We have tight sequencers, which are captivatingly pulsating and giving structure to the tracks' lush atmospherics, PPG Wave-like characteristic sonic gems (check out the final track especially), and impossible to resist mellotron-like textures. Everything a Berlin School aficionado could possibly want...

However, in addition we have fluid and, one dares to say, emotive guitar leads, with aforementioned drums on the third track. Even the drum programming on the other tracks feels organic and eminently non-robotic, unlike what happens in some other eminently synthesised, even synthetic, sonic journeys.

It makes the tracks feel more fluid, ever-changing, without static sequencer patterns. Things constantly develop, which is increasingly rare in latter-day Berlin School records & jams inundating the internet.

The opening track is already landing us in catchy Berlin School territory, and characteristically, the sequencers are there to provide structural support to animated electronic rock, rather than totally taking over.

Time Is A Great Healer (parts iii-iv) is another good example where we may believe we are in for a digital trip, as PPG Wave-like sounds open the composition, but then we can quickly take a flight with guitars making a solid appearance...

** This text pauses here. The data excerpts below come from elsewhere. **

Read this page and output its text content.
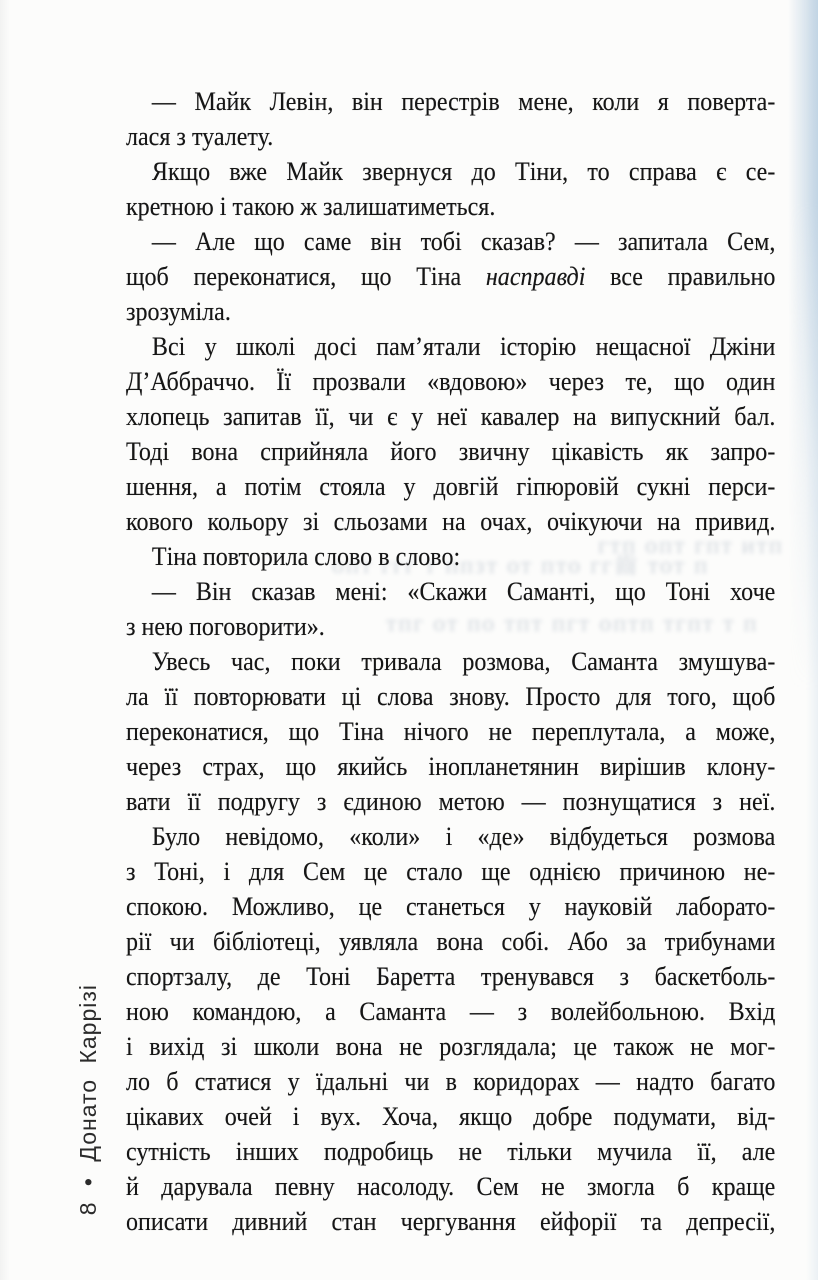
гтп опт гпт итп
опт ггг т ппзт от пто гг齒 тот п
тпг от по тпт пгт оптп тгпт т п
— Майк Левін, він перестрів мене, коли я поверта-
лася з туалету.
Якщо вже Майк звернуся до Тіни, то справа є се-
кретною і такою ж залишатиметься.
— Але що саме він тобі сказав? — запитала Сем,
щоб переконатися, що Тіна насправді все правильно
зрозуміла.
Всі у школі досі пам’ятали історію нещасної Джіни
Д’Аббраччо. Її прозвали «вдовою» через те, що один
хлопець запитав її, чи є у неї кавалер на випускний бал.
Тоді вона сприйняла його звичну цікавість як запро-
шення, а потім стояла у довгій гіпюровій сукні перси-
кового кольору зі сльозами на очах, очікуючи на привид.
Тіна повторила слово в слово:
— Він сказав мені: «Скажи Саманті, що Тоні хоче
з нею поговорити».
Увесь час, поки тривала розмова, Саманта змушува-
ла її повторювати ці слова знову. Просто для того, щоб
переконатися, що Тіна нічого не переплутала, а може,
через страх, що якийсь інопланетянин вирішив клону-
вати її подругу з єдиною метою — познущатися з неї.
Було невідомо, «коли» і «де» відбудеться розмова
з Тоні, і для Сем це стало ще однією причиною не-
спокою. Можливо, це станеться у науковій лаборато-
рії чи бібліотеці, уявляла вона собі. Або за трибунами
спортзалу, де Тоні Баретта тренувався з баскетболь-
ною командою, а Саманта — з волейбольною. Вхід
і вихід зі школи вона не розглядала; це також не мог-
ло б статися у їдальні чи в коридорах — надто багато
цікавих очей і вух. Хоча, якщо добре подумати, від-
сутність інших подробиць не тільки мучила її, але
й дарувала певну насолоду. Сем не змогла б краще
описати дивний стан чергування ейфорії та депресії,
8 • Донато Каррізі
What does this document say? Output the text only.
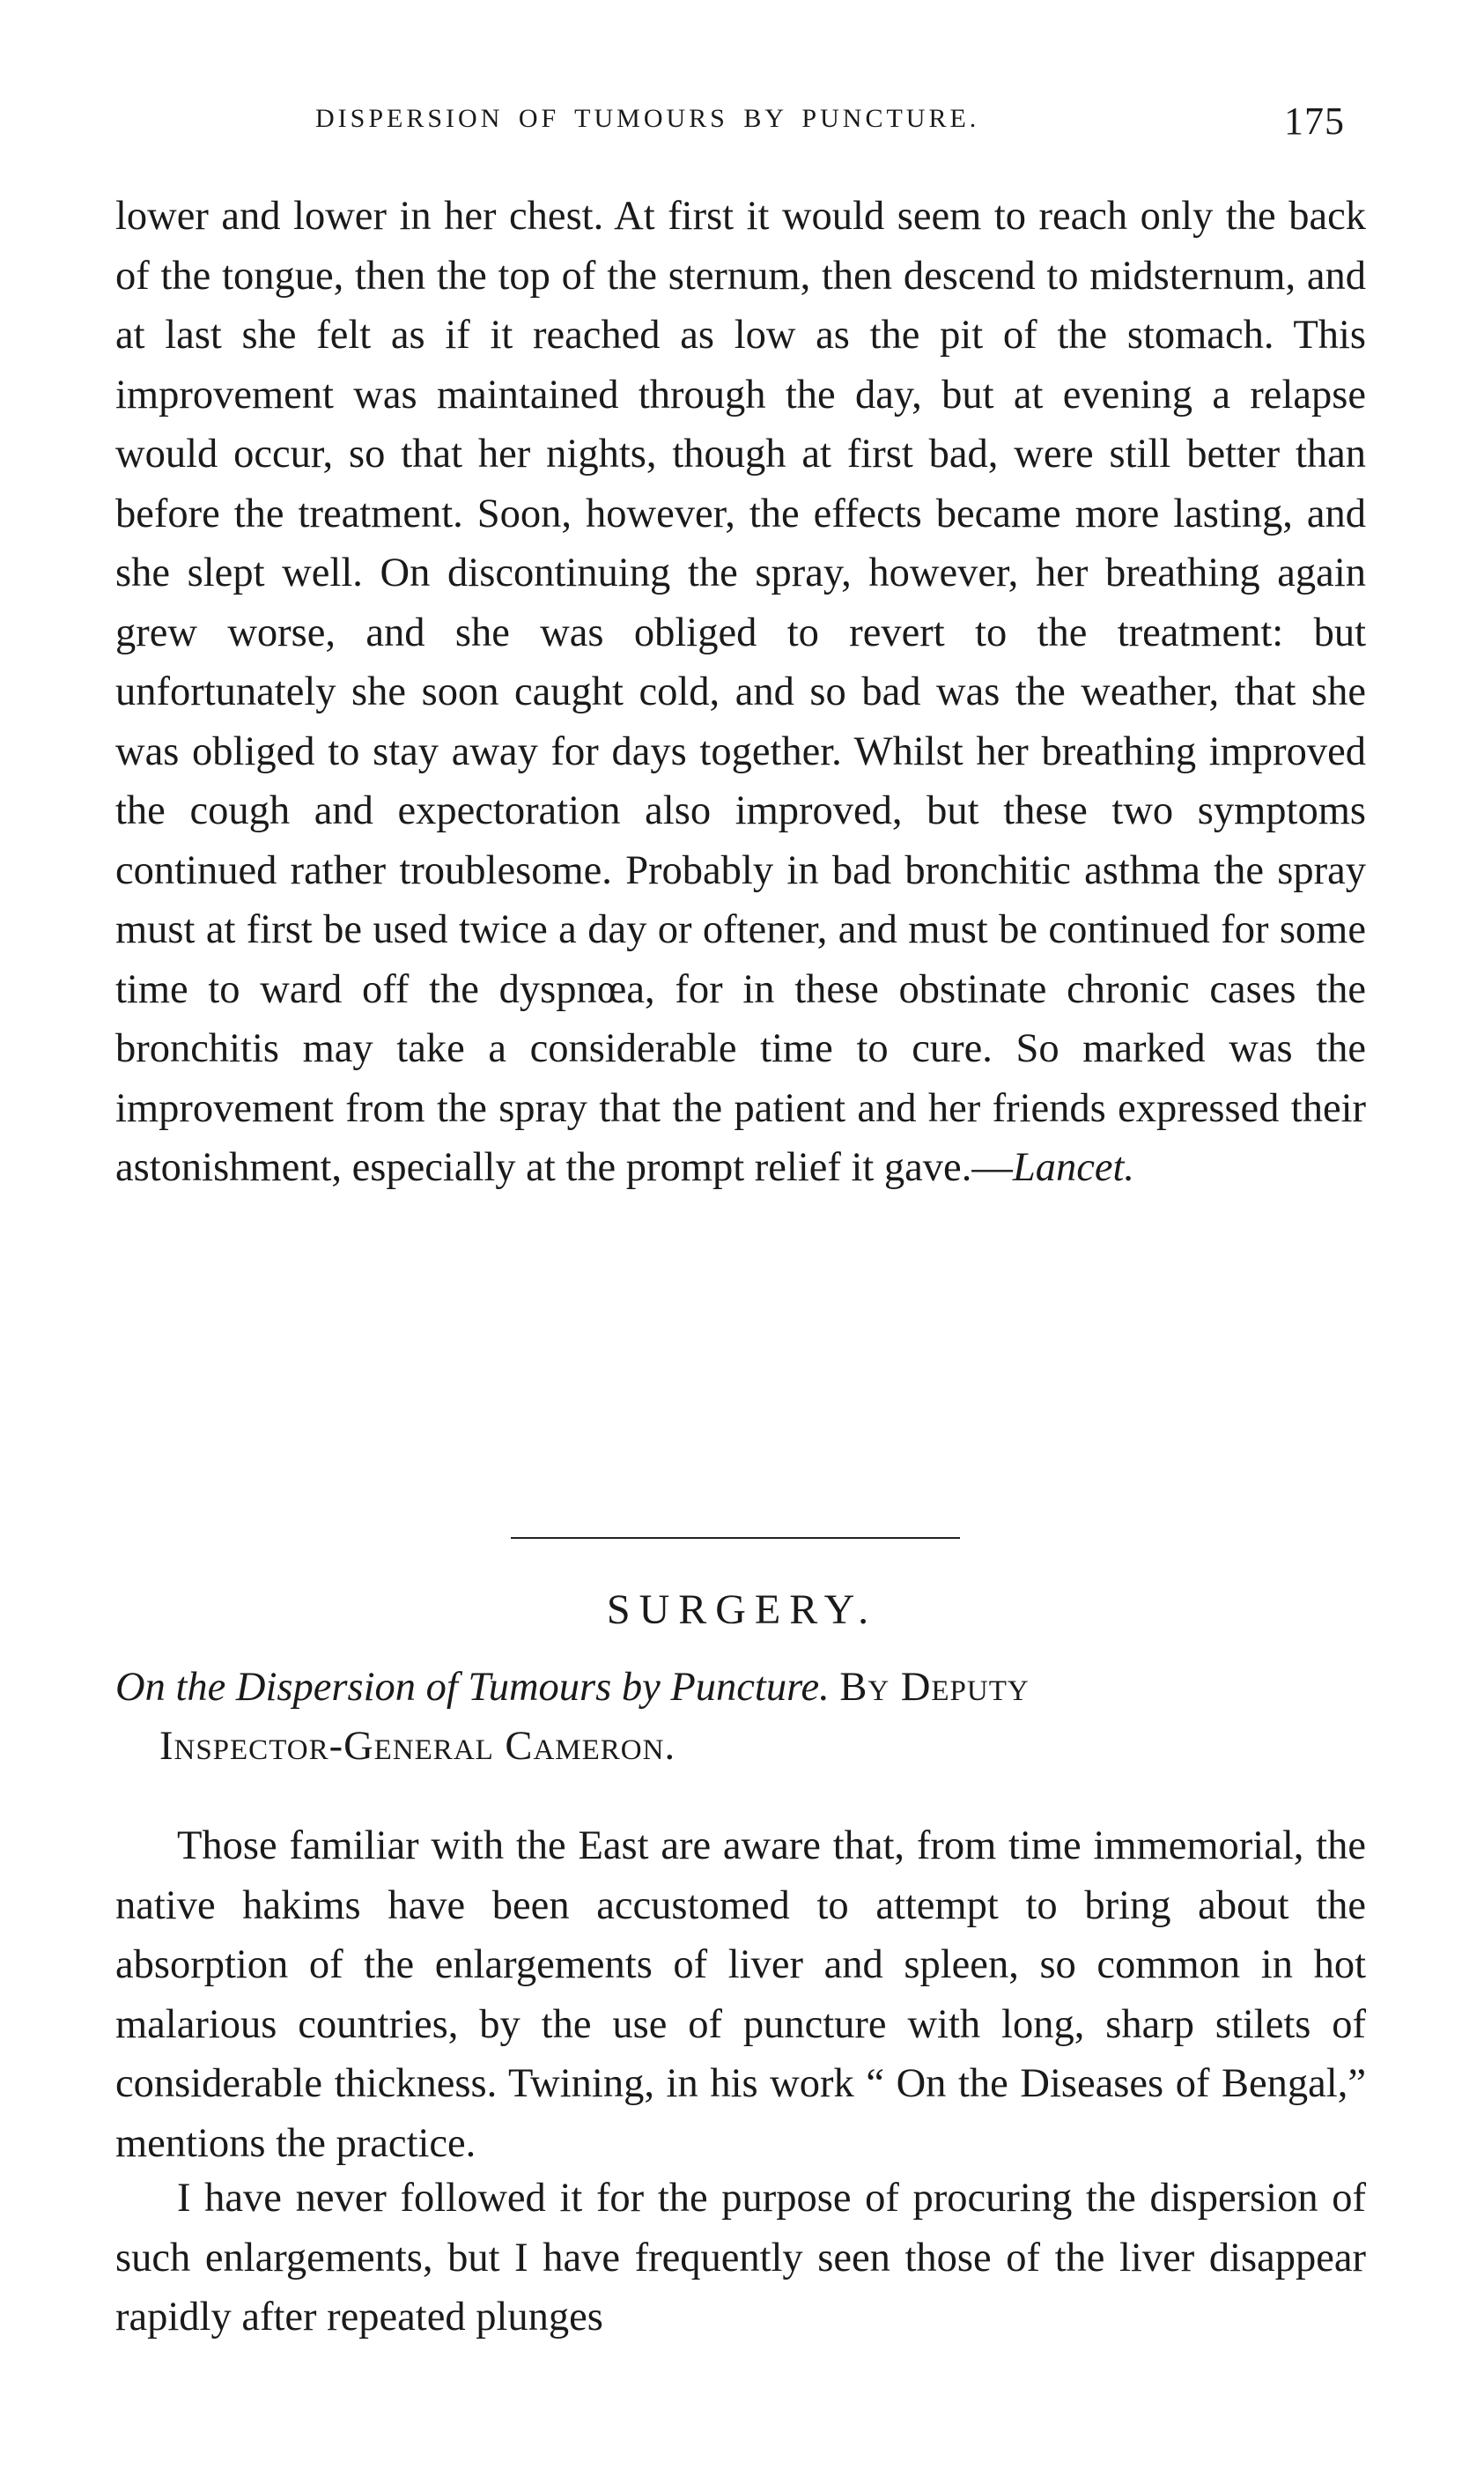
DISPERSION OF TUMOURS BY PUNCTURE.	175

lower and lower in her chest. At first it would seem to reach only the back of the tongue, then the top of the sternum, then descend to midsternum, and at last she felt as if it reached as low as the pit of the stomach. This improvement was maintained through the day, but at evening a relapse would occur, so that her nights, though at first bad, were still better than before the treatment. Soon, however, the effects became more lasting, and she slept well. On discontinuing the spray, however, her breathing again grew worse, and she was obliged to revert to the treatment: but unfortunately she soon caught cold, and so bad was the weather, that she was obliged to stay away for days together. Whilst her breathing improved the cough and expectoration also improved, but these two symptoms continued rather troublesome. Probably in bad bronchitic asthma the spray must at first be used twice a day or oftener, and must be continued for some time to ward off the dyspnœa, for in these obstinate chronic cases the bronchitis may take a considerable time to cure. So marked was the improvement from the spray that the patient and her friends expressed their astonishment, especially at the prompt relief it gave.—Lancet.

SURGERY.

On the Dispersion of Tumours by Puncture. By Deputy
Inspector-General Cameron.

Those familiar with the East are aware that, from time immemorial, the native hakims have been accustomed to attempt to bring about the absorption of the enlargements of liver and spleen, so common in hot malarious countries, by the use of puncture with long, sharp stilets of considerable thickness. Twining, in his work “ On the Diseases of Bengal,” mentions the practice.

I have never followed it for the purpose of procuring the dispersion of such enlargements, but I have frequently seen those of the liver disappear rapidly after repeated plunges
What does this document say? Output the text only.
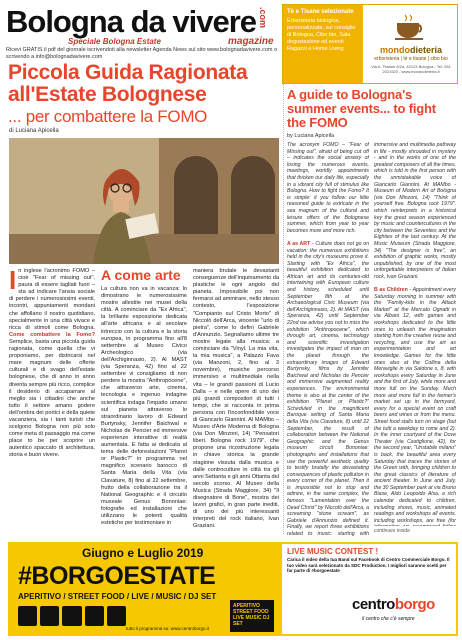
Bologna da vivere .com
Speciale Bologna Estate	magazine
Ricevi GRATIS il pdf del giornale iscrivendoti alla newsletter Agenda News sul sito www.bolognadavivere.com o scrivendo a info@bolognadavivere.com
Tè e Tisane selezionate
Erboristeria biologica, personalizzata, sul consiglio di Bologna, Cibo bio, Sala degustazione ed eventi Ragazzi e Home Living	mondodieteria
erboristeria | tè e tisane | cibo bio
Via A. Testoni 5/2a, 40123 Bologna - Tel. 051 2021520 - www.mondodieteria.it
Piccola Guida Ragionata all'Estate Bolognese
... per combattere la FOMO
di Luciana Apicella
In inglese l'acronimo FOMO – cioè "Fear of missing out", paura di essere tagliati fuori – sta ad indicare l'ansia sociale di perdere i numerosissimi eventi, incontri, appuntamenti mondani che affollano il nostro quotidiano, specialmente in una città vivace e ricca di stimoli come Bologna. Come combattere la Fomo? Semplice, basta una piccola guida ragionata, come quella che vi proponiamo, per districarsi nel mare magnum delle offerte culturali e di svago dell'estate bolognese, che di anno in anno diventa sempre più ricco, complice il desiderio di accaparrare al meglio sia i cittadini che anche tutto il settore amano godere dell'ombra dei portici e della quiete vacanziera, sia i tanti turisti che scelgono Bologna non più solo come meta di passaggio ma come place to be per scoprire un autentico spaccato di architettura, storia e buon vivere.
A come arte
La cultura non va in vacanza: lo dimostrano le numerosissime mostre allestite nei musei della città. A cominciare da "Ex Africa", la brillante esposizione dedicata all'arte africana e al secolare intreccio con la cultura e la storia europea, in programma fino all'8 settembre al Museo Civico Archeologico (via dell'Archiginnasio, 2). Al MAST (via Speranza, 42) fino al 22 settembre vi consigliamo di non perdere la mostra "Anthropocene", che attraverso arte, cinema, tecnologia e ingenuo indagine scientifica indaga l'impatto umano sul pianeta attraverso lo straordinario lavoro di Edward Burtynsky, Jennifer Baichwal e Nicholas de Pencier ed immersive esperienze interattive di realtà aumentata. E fatta ai dedicata al tema delle deforestazioni "Planet or Plastic?" in programma nel magnifico scenario barocco di Santa Maria della Vita (via Clavature, 8) fino al 22 settembre, frutto della collaborazione tra il National Geographic e il circuito museale Genus Bononiae: fotografie ed installazioni che utilizzano le potenti qualità estetiche per testimoniare in
maniera brutale le devastanti conseguenze dell'inquinamento da plastiche le ogni angolo del pianeta. Impossibile poi non fermarsi ad ammirare, nello stesso contesto, l'esposizione "Compianto sul Cristo Morto" di Niccolò dell'Arca, vincente "urlo di pietra", come lo definì Gabriele d'Annunzio. Segnaliamo ultime tre mostre legate alla musica: a cominciare da "Vinyl. La mia vita, la mia musica", a Palazzo Fava (via Manzoni, 2, fino al 3 novembre), musiche percorso immersivo e multimediale nella vita – le grandi passioni di Lucio Dalla – e nelle opere di uno dei più grandi compositori di tutti i tempi, che si racconta in prima persona con l'inconfondibile voce di Giancarlo Giannini. Al MAMbo – Museo d'Arte Moderna di Bologna (via Don Minzoni, 14) "Pensatori liberi. Bologna rock 1979", che propone una ricostruzione legata in chiave storica la grande stagione vissuta dalla musica e dalle controculture in città tra gli anni Settanta e gli anni Ottanta del secolo scorso. Al Museo della Musica (Strada Maggiore, 34) "Il disegnatore di Bone", mostra dei lavori grafici, in gran parte inediti, di uno dei più interessanti interpreti del rock italiano, Ivan Graziani.
A guide to Bologna's summer events... to fight the FOMO
by Luciana Apicella
The acronym FOMO – "Fear of Missing out", afraid of being cut off – indicates the social anxiety of losing the numerous events, meetings, worldly appointments that thicken our daily life, especially in a vibrant city full of stimulus like Bologna. How to fight the Fomo? It is simple: it you follow our little reasoned guide to extricate in the sea magnum of the cultural and leisure offers of the Bolognese summer, which from year to year becomes more and more rich.

A as ART - Culture does not go on vacation: the numerous exhibitions held in the city's museums prove it. Starting with "Ex Africa", the beautiful exhibition dedicated to African art and its centuries-old intertwining with European culture and history, scheduled until September 8th at the Archaeological Civic Museum (via dell'Archiginnasio, 2). At MAST (via Speranza, 42) until September 22nd we advise you not to miss the exhibition "Anthropocene", which through art, cinema, technology and scientific investigation investigates the impact of man on the planet through the extraordinary images of Edward Burtynsky, films by Jennifer Baichwal and Nicholas de Pencier and immersive augmented reality experiences. The environmental theme is also at the center of the exhibition "Planet or Plastic?" Scheduled in the magnificent Baroque setting of Santa Maria della Vita (via Clavature, 8) until 22 September, the result of collaboration between the National Geographic and the Genus museum circuit Bononiae: photographs and installations that use the powerful aesthetic quality to testify brutally the devastating consequences of plastic pollution in every corner of the planet. Then it is impossible not to stop and admire, in the same complex, the famous "Lamentation over the Dead Christ" by Niccolò dell'Arca, a screaming "stone scream", as Gabriele d'Annunzio defined it. Finally, we report three exhibitions related to music: starting with
immersive and multimedia pathway in life - mostly shrouded in mystery - and in the works of one of the greatest composers of all the times, which is told in the first person with the unmistakable voice of Giancarlo Giannini. At MAMbo - Museum of Modern Art of Bologna (via Don Minzoni, 14) "Think of yourself free. Bologna rock 1979", which reinterprets in a historical key the great season experienced by music and countercultures in the city between the Seventies and the Eighties of the last century. At the Music Museum (Strada Maggiore, 34) "The designer is free", an exhibition of graphic works, mostly unpublished, by one of the most unforgettable interpreters of Italian rock, Ivan Graziani.

B as Children - Appointment every Saturday morning in summer with the "Family-kids in the Attack Market" at the Mercato Ognatti in via Albani 12, with games and workshops dedicated to the little ones to unleash the imagination starting from the creative reuse and recycling, and use the art as experimentation and art knowledge. Games for the little ones also at the Collina della Meraviglie in via Saldone s, 8, with workshops every Saturday in June and the first of July, while more and more full on the Sunday. Much more and more full in the farmer's market set up in the farmyard, every for a special event on craft beers and wines or from the menu. Street food stalls turn on stage (but the tutti a weekday to rome and 2). In the inner courtyard of the Dove Theater (via Castiglione, 42), for the second year, "Unstabile milano" is back, the beautiful area every Saturday that traces the stories of the Green with, bringing children to the great classics of literature of ancient theater. In June and July, the 30 September park at via Bruno Biase, Aldo Leopoldo Alsa, a rich calendar dedicated to children, including shows, music, animated readings and workshops all events, including workshops, are free (for
continues inside
Giugno e Luglio 2019
#BORGOESTATE
APERITIVO / STREET FOOD / LIVE / MUSIC / DJ SET
tutto il programma su: www.centroborgo.it
APERITIVO STREET FOOD LIVE MUSIC DJ SET
LIVE MUSIC CONTEST !
Carica il video della tua Band sul Facebook di Centro Commerciale Borgo. Il tuo video sarà selezionato da SDC Production. I migliori saranno scelti per far parte di #borgoestate
centroborgo
il centro che c'è sempre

A Dali-esque Dreamer is a superb homage to Edgar Froese, who passed away five years ago. It once again shows how the tracks do not stand still and there is solid compositional development, whilst keeping an almost improvised feel, too with the guitar leads.

The title track, That Which Prevails is again a perfect example how a retro-sounding organ intro can develop into a fiery electronic rock piece.

Yours truly used to say, even write, about classic TD and Schulze gems that there were no straight lines, only waves and curved surfaces in those records. The same accolade applies to this album, too.

While there is clear compositional thinking with structural development, each track achieves that sense of catchy fluidity that normally only comes with inspired improvisations.